ConvergEx IPO Weighed By Deals

By Peter Chapman

ConvergEx is still searching for that pot of gold. Formed five years ago and built up through numerous acquisitions, ConvergEx is struggling to make a profit. The industry downturn and charges related to the firm's several acquisitions have conspired to keep its aggregate net income below sea level.

Although operating revenues have grown by half since the privately held agency brokerage and technology vendor was created in 2006, net income for the five-year period that ended Dec. 31, 2010, is negative. ConvergEx made $45 million in its first year of operations, but subsequently lost $49 million over the next four years.

These facts came to light in May, when ConvergEx filed a Form S-1 with the Securities and Exchange Commission, a preliminary step toward an initial public offering. The company, valued at $1 billion in 2006, is looking to raise at least $400 million from an IPO. At the same time, ConvergEx is said to be looking to sell itself, as well.

The firm started out life as BNY ConvergEx Group, a merger of the Bank of New York's institutional brokerage division and Eze Castle Software, a vendor of order management software. The goal at the time was for the firm to become more of a vendor and less of a broker.

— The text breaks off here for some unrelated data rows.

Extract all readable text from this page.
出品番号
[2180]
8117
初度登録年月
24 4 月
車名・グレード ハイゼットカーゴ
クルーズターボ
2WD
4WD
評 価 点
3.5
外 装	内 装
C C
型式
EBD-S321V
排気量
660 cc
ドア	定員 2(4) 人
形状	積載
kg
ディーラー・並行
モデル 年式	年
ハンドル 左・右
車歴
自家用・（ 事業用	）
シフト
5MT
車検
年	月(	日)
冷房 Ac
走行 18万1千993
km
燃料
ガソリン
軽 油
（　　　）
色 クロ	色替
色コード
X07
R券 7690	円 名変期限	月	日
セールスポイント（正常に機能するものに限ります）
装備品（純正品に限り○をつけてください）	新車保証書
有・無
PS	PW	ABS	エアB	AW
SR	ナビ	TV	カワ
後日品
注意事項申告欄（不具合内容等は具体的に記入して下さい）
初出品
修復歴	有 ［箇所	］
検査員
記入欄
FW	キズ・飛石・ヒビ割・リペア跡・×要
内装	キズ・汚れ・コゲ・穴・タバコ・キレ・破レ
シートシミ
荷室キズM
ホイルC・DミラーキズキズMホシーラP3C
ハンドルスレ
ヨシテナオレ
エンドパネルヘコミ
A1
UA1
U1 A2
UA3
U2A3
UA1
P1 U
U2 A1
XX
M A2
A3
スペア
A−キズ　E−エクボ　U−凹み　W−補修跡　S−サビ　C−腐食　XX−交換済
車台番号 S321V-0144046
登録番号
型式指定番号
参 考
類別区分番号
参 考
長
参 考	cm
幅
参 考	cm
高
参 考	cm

That's sort of what ConvergEx has done. In 2006, only 23 percent of operating revenues came from the distribution of technology products and services. The rest came from traditional brokerage services. In 2010, about 61 percent came from software. Notwithstanding the shift, ConvergEx still takes in the majority of its revenues from transactions.

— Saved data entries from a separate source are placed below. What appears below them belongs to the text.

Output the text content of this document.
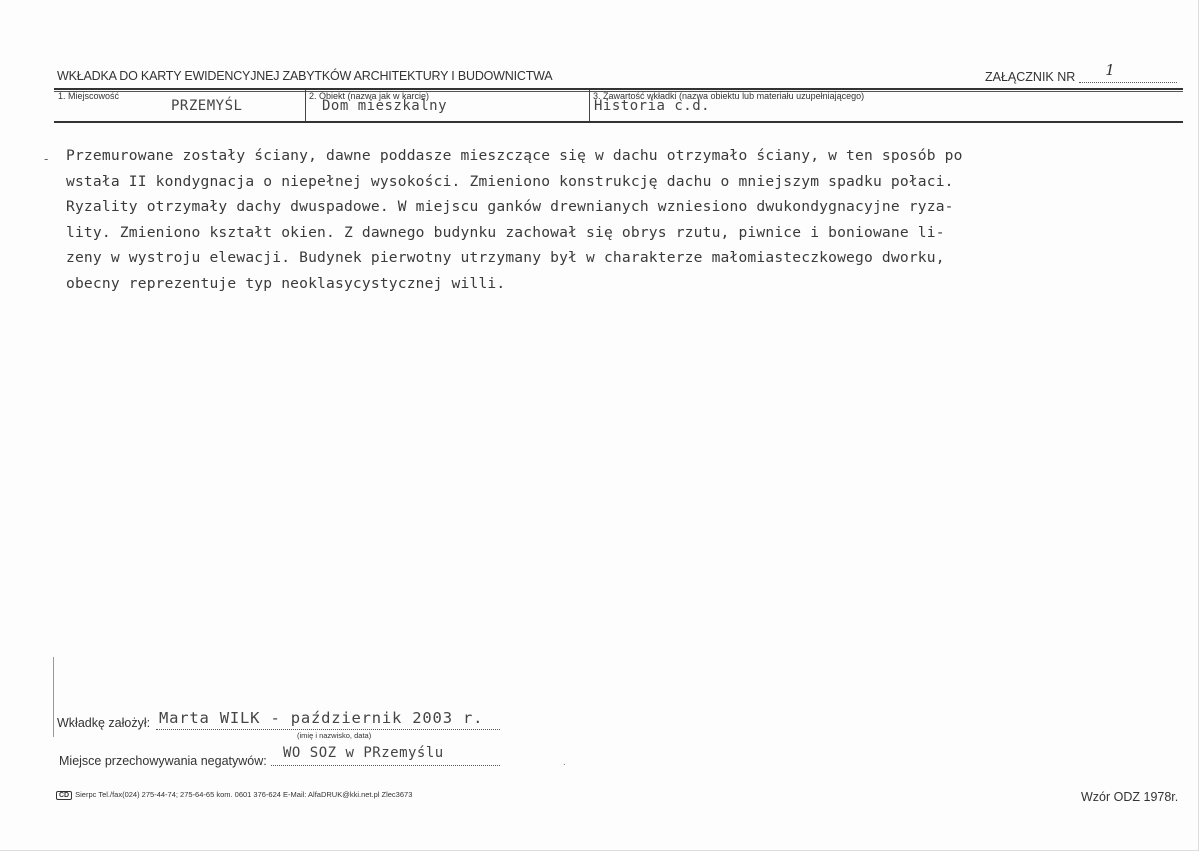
WKŁADKA DO KARTY EWIDENCYJNEJ ZABYTKÓW ARCHITEKTURY I BUDOWNICTWA	ZAŁĄCZNIK NR 1
1. Miejscowość
PRZEMYŚL
2. Obiekt (nazwa jak w karcie)
Dom mieszkalny
3. Zawartość wkładki (nazwa obiektu lub materiału uzupełniającego)
Historia c.d.
- Przemurowane zostały ściany, dawne poddasze mieszczące się w dachu otrzymało ściany, w ten sposób po
wstała II kondygnacja o niepełnej wysokości. Zmieniono konstrukcję dachu o mniejszym spadku połaci.
Ryzality otrzymały dachy dwuspadowe. W miejscu ganków drewnianych wzniesiono dwukondygnacyjne ryza-
lity. Zmieniono kształt okien. Z dawnego budynku zachował się obrys rzutu, piwnice i boniowane li-
zeny w wystroju elewacji. Budynek pierwotny utrzymany był w charakterze małomiasteczkowego dworku,
obecny reprezentuje typ neoklasycystycznej willi.
Wkładkę założył: Marta WILK - październik 2003 r.
(imię i nazwisko, data)
Miejsce przechowywania negatywów: WO SOZ w PRzemyślu
.
CD Sierpc Tel./fax(024) 275-44-74; 275-64-65 kom. 0601 376-624 E-Mail: AlfaDRUK@kki.net.pl Zlec3673	Wzór ODZ 1978r.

The transformation was done primarily through acquisitions. But a sharp decline in revenues from traditional brokerage activities has also altered the makeup. Program trading, commission recapture and sales trading have all suffered in recent years.

Altogether, ConvergEx has spent about $450 million to acquire eight businesses, becoming a mini-conglomerate in the process. The company's headquarters is in New York, while various businesses operate independently in Chicago, Atlanta, Boston and Summit, N.J. Since going on its buying spree, ConvergEx has doubled the number of its employees to about 1,200.

In its largest deal, ConvergEx paid $200 million for Chicago-based Liquidpoint, a brokerage that routes 31 percent of the options industry's orders, according to the firm. Other large acquisitions include the recent $80 million purchase of RealTick, a vendor of execution management software.

Accounting rules require ConvergEx to amortize, or write down, a portion of its acquisition costs every year. In each of the past three years, the company has recorded a sizable $70 million to $80 million in acquisition-related intangible asset expenses, mostly customer lists and technology. That has hurt the bottom line.

Amortization of deal-related intangible assets is not an insignificant expense for companies that have grown through acquisitions. A perusal of half a dozen or so technology companies reveals the expense item generally ranges between 1 percent and 10 percent of revenues. For SunGard, a financial technology vendor, the ratio was 9 percent last year. For Integra Life Sciences, a medical technology firm, the ratio was 1.5 percent.

In ConvergEx's case, the expense has ranged between about 12.5 percent and 15 percent of operating revenues for the past three years.

The burden of writing down intangibles isn't the only cross ConvergEx has had to bear. In the past two or three years, institutional brokers across the board have watched helplessly as volume dried up. Agency brokers are getting the worst of it as flow is going to firms with research.

ConvergEx's traditional brokerage business has been hit the hardest. Revenues in high touch and program trading dropped from $122 million in 2008 to $76 million in 2010. ConvergEx fired 50 employees in groups related to those operations last year. The firm's commission management and commission recapture businesses have seen declines as well.